Orbach also noted that there are also things to be learned from the Russian failure.
Parachuting troops inside enemy territory may be a very bad idea if the enemy knows to fight, he said. “The Russians tried it several times and they failed miserably in many cases.”
Lastly, Orbach suggested that Israel should invest more in infantry and armor. “In this war, we saw the need to exercise more troops in combined arms, very careful warfare with infantry and air forces, and everybody should be well-coordinated,” he said.
Israel is too used to fighting high-tech wars mainly with the air force and commando units, he said. Israel needs to spend more resources preparing for conventional war, with infantry and armored forces, he stressed.

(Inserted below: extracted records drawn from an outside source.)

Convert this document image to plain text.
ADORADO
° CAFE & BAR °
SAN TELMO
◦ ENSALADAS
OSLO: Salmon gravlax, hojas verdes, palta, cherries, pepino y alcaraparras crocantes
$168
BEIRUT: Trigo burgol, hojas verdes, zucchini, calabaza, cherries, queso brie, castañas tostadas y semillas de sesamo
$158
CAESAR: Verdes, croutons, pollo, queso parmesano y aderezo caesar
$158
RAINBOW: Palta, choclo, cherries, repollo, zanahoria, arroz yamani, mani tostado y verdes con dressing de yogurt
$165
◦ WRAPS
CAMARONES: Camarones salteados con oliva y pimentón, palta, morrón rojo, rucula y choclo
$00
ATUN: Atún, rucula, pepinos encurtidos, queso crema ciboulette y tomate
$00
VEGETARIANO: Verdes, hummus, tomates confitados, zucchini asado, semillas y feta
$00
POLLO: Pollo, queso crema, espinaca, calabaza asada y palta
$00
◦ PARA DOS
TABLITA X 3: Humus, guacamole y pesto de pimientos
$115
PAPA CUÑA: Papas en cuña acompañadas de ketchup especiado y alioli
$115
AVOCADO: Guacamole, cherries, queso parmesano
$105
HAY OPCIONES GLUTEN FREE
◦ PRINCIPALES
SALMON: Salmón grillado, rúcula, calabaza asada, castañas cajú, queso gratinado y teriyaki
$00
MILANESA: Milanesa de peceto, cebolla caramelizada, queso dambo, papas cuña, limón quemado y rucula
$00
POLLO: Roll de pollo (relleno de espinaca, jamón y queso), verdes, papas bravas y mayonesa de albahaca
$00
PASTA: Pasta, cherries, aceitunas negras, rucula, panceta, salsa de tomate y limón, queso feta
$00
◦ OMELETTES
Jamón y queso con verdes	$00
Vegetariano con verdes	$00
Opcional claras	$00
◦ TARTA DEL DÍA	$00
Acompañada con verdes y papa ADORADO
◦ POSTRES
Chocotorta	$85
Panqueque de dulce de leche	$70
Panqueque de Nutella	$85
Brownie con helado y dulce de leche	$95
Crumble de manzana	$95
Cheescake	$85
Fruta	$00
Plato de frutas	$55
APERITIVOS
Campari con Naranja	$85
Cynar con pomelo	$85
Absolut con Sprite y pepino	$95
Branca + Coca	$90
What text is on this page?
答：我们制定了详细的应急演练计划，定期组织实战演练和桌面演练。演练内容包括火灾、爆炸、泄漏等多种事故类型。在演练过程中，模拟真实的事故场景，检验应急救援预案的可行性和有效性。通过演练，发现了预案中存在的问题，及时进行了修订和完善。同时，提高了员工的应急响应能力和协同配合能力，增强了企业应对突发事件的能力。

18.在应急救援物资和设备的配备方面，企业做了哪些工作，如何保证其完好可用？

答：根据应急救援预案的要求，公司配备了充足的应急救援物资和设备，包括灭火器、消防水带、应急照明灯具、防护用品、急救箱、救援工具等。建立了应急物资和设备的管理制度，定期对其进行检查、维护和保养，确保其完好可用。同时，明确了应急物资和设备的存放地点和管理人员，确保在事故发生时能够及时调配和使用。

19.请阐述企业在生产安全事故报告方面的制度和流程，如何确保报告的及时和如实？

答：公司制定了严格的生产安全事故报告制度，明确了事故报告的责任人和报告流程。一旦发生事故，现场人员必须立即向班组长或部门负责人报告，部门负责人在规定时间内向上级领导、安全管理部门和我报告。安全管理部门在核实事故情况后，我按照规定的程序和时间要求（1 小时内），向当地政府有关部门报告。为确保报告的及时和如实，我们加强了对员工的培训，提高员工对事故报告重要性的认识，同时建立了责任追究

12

“The Ukrainian war has shown that conventional wars are not a thing of the past, notwithstanding what all sorts of analysts had said,” Orbach said.
Rubin said the Ukrainians were well prepared to defend Kyiv and very smartly counter-attacked. This destroyed the Russian war plan, which was to take Kyiv and finish the war very quickly, he said.
However, he believes the war is far from over. “I think the Russians have the power to sustain it for quite a long time. It seems Russia is bent on making achievements and it doesn’t care how long it takes,” he said.
The Ukrainians think it may end by the end of the year, but one shouldn’t rule out it lasting much longer, Rubin said.